La dificultad y el hallazgo
Tras una primera parte irresuelta, el ‘Tirano Banderas’ del Español levanta el vuelo con una teatralidad neta
Buena idea, que no novedosa, esta de crear una polifonía de acentos hispánicos con actores de aquí y de las Américas y una obra tricotada con léxico de ambas orillas: va para tres años que la compañía española The Cross Border Project hizo algo similar con cien veces menos medios (y resultados óptimos) en su emocionante opera prima De Fuenteovejuna a Ciudad Juárez, que merecería ser reprogramada por alguno de nuestros teatros públicos. En la ocasión que nos trae, el mexicano Flavio González Mello, compresor del texto, y el director catalán Oriol Broggi saldrían mejor parados del ambicioso empeño de escenificar Tirano Banderas si recondujeran esa primera parte tan impresionista, abocetada, escasamente dramática y sin eje, preámbulo largo en el cual sus intérpretes, entre tanto cambio de personaje (tocan a seis por barba, de media) no acaban de entonarse ni encuentran su sitio sino muy hacia el final, cuando, en la huida abracadabrante del coronel Domiciano de la Gándara y de Nachito Veguillas, con los sicarios del tirano pisándoles los talones, confluyen con igual fuerza por fin el verbo de Valle-Inclán y la acción granguiñolesca.
Tirano Banderas
Adaptación de la novela de Valle-Inclán: Flavio González Mello. Intérpretes: Emilio Echevarría, Pedro Casablanc, Joaquín Cosío, Vanesa Maja, Susi Sánchez, Mauricio Minetti, Juli Mira, Emilio Buale, Rafa Cruz. Espacio sonoro: Enrique Mingo y O. Broggi. Audiovisuales: Francesc Isern. Vestuario: Ana Rodrigo. Luz: Albert Faura. Dirección escenografía: Oriol Broggi. Teatro Español. Estreno: 14 de octubre.

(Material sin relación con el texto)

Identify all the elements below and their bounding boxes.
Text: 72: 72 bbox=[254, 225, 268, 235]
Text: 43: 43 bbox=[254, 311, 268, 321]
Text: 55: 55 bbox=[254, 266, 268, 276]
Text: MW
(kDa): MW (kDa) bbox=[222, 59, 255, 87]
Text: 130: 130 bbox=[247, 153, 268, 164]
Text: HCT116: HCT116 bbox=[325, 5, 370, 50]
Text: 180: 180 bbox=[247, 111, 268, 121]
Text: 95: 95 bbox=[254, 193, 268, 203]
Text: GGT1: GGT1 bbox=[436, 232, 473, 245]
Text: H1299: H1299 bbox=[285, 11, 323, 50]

La segunda parte es otro partido. En la tensa entrevista entre De la Gándara (Pedro Casablanc) y Filomeno, ranchero revolucionario (Mauricio Minetti), dejada sin poda por González Melo, ambos actores encuentran por fin terreno para expresarse y dar la medida de su talento. A partir de aquí, adaptador y director alternan con eficacia escenas dialogadas y otras donde un actor asume sucesivamente la voz del narrador omnisciente y la del sujeto de su relato, que él mismo protagoniza mientras sus compañeros completan el cuadro sin decir palabra, como en un sueño, recurso gracias al cual la relación del periplo crepuscular del Barón de Benicarlés se resuelve con vigor escénico y con una gracia no menor a la que tiene cuando la leemos, y el relato del final trágico, durante el cual tres narradores se arrebatan la palabra, se traduce en un cuadro rotundamente teatral.
Falta mucha novela en esta segunda parte, pero poco importa: lo que se cuenta está bien escogido y mejor resuelto. Cabe quizá discutir a sus artífices si, habiendo tenido que sacrificar tanto material original sustancioso, valía la pena convertir al ciego lechuzo en un trasunto de Max Estrella e incorporar tanta cita de la obra teatral de Valle-Inclán, aunque pillarla pueda resultar un juego satisfactorio para conocedores.
El Tirano Banderas del mexicano Emilio Echevarría tiene una altivez rígida, de ave disecada, y un adecuado prestigio cadavérico, y entre el coro de actores que, acordado con la puesta en escena, está mucho mejor en la segunda parte, Casablanc, por su precisión, y Joaquín Cosío, por la rotundidad con que se desenvuelve, se erigen como corifeos.